Abstract
Presentation Description :
The visual image on the retina contains different sources of visual information: e.g., wavelength, spatial frequency, temporal frequency, motion, contrast, and scale. Diseases of the retina affect the ability of the early visual system to receive, process, and successfully transmit this information to later stages of visual processing. One goal of clinical psychophysics is to measure responses to visual stimuli in such a way as to detect, differentiate, and track the progress of specific clinical conditions based on how patients see (i.e., at a functional level). The task of psychophysics is difficult because creating stimuli that isolate individual processes is complicated, and because most diseases of the eye are not selective to one type of mechanism. Our laboratory has argued that there is a need to think creatively when designing a stimulus so as to separate responses to different types of visual information. To this end, we present techniques and phenomena that demonstrate many ways to think more broadly about the parallel nature of information processed by the early visual system, and how such information can be used to assess visual function in clinical populations.
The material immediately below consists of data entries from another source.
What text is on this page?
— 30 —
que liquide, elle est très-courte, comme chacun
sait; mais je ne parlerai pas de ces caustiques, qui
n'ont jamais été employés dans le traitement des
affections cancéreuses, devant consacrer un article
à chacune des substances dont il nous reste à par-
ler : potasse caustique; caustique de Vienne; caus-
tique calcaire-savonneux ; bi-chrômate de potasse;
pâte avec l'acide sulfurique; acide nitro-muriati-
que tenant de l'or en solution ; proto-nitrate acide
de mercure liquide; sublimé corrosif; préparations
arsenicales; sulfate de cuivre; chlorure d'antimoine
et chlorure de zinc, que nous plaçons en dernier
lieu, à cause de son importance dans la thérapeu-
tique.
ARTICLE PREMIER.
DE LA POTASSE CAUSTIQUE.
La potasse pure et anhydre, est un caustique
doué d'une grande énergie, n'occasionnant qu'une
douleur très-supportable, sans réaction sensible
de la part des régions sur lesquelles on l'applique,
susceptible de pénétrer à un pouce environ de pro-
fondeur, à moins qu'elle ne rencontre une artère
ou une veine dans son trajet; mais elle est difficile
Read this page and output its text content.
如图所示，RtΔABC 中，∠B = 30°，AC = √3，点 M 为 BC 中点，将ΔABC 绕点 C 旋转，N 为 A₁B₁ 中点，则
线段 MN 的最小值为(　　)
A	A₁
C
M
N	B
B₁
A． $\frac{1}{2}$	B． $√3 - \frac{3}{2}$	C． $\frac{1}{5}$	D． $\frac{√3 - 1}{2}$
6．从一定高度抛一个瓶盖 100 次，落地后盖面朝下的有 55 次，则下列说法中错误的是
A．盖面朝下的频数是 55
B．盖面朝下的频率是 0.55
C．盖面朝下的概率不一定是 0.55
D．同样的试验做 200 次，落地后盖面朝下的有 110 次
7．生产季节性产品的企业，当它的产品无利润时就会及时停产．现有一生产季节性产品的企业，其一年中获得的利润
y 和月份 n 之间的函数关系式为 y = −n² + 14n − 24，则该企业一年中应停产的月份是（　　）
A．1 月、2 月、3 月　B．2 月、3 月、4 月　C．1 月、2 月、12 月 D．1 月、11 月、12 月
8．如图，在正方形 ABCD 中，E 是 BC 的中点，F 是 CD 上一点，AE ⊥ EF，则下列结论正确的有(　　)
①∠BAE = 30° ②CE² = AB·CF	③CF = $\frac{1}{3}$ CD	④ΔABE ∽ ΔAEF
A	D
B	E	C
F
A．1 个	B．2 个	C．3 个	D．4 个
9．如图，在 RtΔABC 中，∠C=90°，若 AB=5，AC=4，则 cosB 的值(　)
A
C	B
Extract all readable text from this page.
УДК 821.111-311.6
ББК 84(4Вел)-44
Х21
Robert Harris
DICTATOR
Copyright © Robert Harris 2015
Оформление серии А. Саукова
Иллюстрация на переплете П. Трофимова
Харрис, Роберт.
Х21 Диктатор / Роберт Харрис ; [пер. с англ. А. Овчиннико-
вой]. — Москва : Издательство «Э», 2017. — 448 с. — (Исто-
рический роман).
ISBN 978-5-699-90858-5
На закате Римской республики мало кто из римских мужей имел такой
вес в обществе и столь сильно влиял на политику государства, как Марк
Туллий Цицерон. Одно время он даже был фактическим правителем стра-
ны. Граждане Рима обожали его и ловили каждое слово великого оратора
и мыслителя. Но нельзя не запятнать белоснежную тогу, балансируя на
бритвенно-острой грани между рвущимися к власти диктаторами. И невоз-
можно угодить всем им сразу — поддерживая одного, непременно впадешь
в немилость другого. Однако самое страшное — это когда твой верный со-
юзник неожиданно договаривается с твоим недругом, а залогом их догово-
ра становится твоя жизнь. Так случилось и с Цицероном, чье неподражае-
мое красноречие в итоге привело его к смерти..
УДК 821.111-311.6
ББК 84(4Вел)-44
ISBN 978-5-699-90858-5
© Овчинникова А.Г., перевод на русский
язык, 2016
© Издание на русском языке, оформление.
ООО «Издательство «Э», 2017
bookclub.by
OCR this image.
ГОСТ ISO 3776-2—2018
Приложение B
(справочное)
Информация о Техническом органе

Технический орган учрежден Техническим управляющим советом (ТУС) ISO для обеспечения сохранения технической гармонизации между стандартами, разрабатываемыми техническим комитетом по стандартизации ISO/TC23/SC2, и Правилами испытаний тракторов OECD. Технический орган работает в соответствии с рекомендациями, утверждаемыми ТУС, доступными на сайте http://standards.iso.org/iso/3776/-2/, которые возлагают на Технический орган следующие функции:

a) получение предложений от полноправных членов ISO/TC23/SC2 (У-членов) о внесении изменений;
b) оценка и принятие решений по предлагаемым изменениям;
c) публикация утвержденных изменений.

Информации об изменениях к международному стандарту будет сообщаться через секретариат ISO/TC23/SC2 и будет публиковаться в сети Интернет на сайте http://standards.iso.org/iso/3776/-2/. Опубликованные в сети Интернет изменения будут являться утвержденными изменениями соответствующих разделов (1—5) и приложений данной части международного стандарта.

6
The presentation will concentrate on four classes of separations: 1. A separation between luminance and luminance contrast (contrast asynchrony: Shapiro, 2008); 2. Techniques that show that small changes in contrast amplitude can lead to the perception of motion (diamond motion: Flynn and Shapiro, submitted; Nigam, Hedjar, and Shapiro, 2016);
3. Methods for separating motion signals that are available to the fovea but not to the periphery (Shapiro, Knight, and Lu, 2011); and 4. Methods based on the integration of low and high spatial frequency content (Dixon and Shapiro, 2017). We show that stimuli that place sources of visual information in conflict with each other can isolate different types of visual responses. And we show that these types of stimuli are likely to produce clinically relevant visual tests.
This is an abstract that was submitted for the 2018 ARVO Annual Meeting, held in Honolulu, Hawaii, April 29 - May 3, 2018.